Sarà per quello che oggi piove di nuovo a dirotto e questo rende difficoltoso il rientro e manda inoltre a meretrici tutti i piani che avevamo fatto di regalarci un sereno day off in giro per la Venezia vera, magari con un occhio ai giardini della Biennale arte, che poi torniamo e ci dicono con schifo ‘ma come? Vai a Venezia e non vedi la Biennale?’, lasciando a intendere che siamo du cojoni ancora appresso ai filmetti e non a seguito e servizio dell’arte vera con la A maiuscola. Intendiamoci, ce lo dice gente che il massimo dell’Arte con la A maiuscola che ha visto è un porno con i gorilla, quindi nemmeno ce la prendiamo tanto, ma tant’è.
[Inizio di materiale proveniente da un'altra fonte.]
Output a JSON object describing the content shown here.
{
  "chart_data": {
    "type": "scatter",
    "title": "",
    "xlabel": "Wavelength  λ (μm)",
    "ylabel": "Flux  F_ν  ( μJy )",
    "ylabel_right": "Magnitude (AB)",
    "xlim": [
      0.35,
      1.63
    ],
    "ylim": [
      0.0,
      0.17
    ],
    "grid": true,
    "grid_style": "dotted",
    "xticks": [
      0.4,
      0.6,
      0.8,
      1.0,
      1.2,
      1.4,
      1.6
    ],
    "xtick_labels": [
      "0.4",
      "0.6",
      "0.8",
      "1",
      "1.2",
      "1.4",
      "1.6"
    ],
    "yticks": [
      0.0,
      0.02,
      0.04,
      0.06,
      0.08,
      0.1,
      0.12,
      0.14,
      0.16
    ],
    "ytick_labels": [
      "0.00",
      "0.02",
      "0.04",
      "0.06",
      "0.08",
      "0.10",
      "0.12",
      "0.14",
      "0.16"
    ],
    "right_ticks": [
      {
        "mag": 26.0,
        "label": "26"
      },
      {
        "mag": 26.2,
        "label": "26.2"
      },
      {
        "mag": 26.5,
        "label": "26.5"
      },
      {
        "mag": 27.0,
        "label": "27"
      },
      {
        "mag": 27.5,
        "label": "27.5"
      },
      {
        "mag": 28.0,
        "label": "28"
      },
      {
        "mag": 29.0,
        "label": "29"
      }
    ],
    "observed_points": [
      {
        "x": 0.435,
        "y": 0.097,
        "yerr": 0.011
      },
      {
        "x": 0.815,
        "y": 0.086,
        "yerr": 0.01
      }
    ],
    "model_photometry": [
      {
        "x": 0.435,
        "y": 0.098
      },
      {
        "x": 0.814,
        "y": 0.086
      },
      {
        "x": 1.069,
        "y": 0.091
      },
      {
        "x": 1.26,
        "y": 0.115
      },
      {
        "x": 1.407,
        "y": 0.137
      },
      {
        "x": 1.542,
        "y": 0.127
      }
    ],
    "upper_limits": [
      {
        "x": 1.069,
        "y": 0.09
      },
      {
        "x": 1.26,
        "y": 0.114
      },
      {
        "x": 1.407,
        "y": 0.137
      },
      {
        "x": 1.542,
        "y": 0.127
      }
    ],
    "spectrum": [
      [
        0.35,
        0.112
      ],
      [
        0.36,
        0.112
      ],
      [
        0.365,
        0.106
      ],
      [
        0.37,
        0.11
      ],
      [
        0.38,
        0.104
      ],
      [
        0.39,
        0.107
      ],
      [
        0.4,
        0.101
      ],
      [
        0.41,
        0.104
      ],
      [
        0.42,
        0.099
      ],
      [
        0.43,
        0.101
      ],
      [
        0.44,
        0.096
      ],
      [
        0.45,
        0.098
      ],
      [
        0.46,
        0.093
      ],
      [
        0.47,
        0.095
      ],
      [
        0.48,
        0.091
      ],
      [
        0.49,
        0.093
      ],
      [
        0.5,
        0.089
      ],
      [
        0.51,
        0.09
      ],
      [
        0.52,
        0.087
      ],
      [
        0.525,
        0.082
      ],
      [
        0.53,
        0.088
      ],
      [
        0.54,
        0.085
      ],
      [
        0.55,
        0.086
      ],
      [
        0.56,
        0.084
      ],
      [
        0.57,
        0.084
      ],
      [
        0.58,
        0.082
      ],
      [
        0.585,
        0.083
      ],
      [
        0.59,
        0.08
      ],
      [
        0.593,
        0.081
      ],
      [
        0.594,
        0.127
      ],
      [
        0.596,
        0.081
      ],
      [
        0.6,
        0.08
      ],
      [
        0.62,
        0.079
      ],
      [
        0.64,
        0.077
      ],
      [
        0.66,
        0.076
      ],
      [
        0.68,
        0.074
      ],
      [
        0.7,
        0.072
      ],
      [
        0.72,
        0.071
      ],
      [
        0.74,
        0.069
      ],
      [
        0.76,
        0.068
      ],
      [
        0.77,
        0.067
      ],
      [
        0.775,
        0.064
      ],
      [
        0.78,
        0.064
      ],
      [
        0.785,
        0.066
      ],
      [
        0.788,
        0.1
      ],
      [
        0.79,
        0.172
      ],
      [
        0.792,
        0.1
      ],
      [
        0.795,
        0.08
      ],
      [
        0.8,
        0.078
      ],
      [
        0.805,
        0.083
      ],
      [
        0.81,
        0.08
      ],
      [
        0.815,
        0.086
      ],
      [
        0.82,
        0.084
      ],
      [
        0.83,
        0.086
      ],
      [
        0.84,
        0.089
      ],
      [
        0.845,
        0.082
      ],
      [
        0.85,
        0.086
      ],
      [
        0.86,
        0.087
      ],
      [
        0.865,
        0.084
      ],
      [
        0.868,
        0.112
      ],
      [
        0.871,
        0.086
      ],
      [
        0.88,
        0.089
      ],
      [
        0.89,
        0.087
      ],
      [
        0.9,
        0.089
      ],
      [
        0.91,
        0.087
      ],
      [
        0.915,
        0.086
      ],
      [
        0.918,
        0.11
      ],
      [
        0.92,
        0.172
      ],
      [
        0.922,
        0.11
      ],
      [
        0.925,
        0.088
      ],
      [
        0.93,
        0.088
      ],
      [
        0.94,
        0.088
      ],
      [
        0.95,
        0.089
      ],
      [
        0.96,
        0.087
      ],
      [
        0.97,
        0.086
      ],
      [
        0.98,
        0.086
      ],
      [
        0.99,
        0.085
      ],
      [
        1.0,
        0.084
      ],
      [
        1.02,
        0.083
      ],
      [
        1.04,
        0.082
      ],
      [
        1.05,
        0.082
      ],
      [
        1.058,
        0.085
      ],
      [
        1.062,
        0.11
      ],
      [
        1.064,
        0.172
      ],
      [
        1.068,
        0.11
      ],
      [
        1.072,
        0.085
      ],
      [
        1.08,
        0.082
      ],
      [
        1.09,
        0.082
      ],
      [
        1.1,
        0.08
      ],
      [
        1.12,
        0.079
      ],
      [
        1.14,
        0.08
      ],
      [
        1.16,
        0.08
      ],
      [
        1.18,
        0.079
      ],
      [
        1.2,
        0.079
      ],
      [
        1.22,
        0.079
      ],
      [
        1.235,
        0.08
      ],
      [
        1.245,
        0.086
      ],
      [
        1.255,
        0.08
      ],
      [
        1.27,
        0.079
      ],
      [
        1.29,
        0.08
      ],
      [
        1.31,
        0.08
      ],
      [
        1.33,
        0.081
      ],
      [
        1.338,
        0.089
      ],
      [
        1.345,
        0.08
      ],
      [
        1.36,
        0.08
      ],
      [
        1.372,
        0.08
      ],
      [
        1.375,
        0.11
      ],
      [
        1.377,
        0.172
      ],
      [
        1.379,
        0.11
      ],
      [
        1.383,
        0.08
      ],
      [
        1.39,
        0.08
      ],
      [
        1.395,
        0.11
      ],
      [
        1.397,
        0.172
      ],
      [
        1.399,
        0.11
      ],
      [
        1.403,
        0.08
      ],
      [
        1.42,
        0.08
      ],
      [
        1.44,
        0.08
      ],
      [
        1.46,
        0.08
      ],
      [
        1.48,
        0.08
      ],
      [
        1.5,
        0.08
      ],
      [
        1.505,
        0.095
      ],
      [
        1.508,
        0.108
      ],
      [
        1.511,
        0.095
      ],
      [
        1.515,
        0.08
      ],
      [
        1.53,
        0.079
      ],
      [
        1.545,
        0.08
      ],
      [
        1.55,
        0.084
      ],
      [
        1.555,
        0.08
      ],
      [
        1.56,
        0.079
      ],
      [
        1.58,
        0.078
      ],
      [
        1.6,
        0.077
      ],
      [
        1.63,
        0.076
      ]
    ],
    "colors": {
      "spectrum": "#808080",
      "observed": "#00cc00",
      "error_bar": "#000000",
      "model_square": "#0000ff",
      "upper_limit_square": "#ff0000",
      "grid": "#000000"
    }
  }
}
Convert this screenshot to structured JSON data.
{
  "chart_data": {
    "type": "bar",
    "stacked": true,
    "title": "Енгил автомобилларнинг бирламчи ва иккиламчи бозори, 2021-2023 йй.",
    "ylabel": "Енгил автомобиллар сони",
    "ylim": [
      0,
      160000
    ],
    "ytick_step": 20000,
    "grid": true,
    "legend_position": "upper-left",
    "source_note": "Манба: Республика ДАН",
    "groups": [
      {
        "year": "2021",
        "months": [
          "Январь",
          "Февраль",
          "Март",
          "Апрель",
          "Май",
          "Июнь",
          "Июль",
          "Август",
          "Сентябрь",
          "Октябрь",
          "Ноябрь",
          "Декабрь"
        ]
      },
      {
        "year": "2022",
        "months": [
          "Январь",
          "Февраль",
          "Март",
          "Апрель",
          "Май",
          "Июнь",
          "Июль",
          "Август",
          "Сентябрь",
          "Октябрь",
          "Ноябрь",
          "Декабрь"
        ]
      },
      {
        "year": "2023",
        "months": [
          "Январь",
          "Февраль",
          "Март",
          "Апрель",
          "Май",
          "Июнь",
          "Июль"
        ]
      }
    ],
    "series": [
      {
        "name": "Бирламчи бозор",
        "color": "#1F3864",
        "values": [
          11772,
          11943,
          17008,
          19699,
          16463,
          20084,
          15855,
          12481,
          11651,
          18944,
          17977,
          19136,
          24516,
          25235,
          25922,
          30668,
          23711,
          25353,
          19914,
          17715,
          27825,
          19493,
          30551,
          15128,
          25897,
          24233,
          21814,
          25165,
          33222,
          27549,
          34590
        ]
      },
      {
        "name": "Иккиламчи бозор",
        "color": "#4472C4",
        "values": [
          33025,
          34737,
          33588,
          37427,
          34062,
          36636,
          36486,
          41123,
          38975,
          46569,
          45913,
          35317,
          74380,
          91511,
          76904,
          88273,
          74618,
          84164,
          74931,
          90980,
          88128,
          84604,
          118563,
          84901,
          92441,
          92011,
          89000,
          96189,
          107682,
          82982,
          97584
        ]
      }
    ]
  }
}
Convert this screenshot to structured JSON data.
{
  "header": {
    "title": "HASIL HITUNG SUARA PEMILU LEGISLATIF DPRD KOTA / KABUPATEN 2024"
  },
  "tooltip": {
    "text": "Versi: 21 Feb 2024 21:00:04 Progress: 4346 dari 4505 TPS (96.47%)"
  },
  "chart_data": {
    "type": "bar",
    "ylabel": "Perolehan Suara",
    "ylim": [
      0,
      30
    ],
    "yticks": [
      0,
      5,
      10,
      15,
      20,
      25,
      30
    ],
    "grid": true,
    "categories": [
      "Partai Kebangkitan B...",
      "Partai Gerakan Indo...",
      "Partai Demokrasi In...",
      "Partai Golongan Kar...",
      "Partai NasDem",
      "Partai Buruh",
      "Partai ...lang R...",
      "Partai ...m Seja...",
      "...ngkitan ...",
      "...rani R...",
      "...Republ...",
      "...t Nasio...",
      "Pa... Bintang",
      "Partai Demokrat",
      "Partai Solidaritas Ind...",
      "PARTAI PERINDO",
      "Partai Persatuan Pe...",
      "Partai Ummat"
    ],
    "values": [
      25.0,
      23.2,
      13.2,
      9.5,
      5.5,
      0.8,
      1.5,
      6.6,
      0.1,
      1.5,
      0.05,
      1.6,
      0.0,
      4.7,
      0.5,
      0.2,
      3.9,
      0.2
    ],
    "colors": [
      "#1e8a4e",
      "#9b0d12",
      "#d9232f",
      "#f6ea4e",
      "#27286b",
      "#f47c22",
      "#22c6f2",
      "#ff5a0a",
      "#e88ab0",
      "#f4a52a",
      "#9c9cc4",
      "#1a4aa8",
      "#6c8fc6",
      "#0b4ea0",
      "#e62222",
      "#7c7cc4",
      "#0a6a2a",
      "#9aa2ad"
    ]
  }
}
Per cui, dato che il treno l’abbiamo preso comunque alle quattro e mezza di pomeriggio eccoci qui a scrivervi, per le considerazioni finali e soprattutto la nostra attesissima classifica di premi collaterali.

Da segnalare durante la cerimonia il costume da Actarus del madrino Alessandro Borghi, un simpatico tocco vintage recuperato probabilmente da qualche scatolone di Carnevale della terza media.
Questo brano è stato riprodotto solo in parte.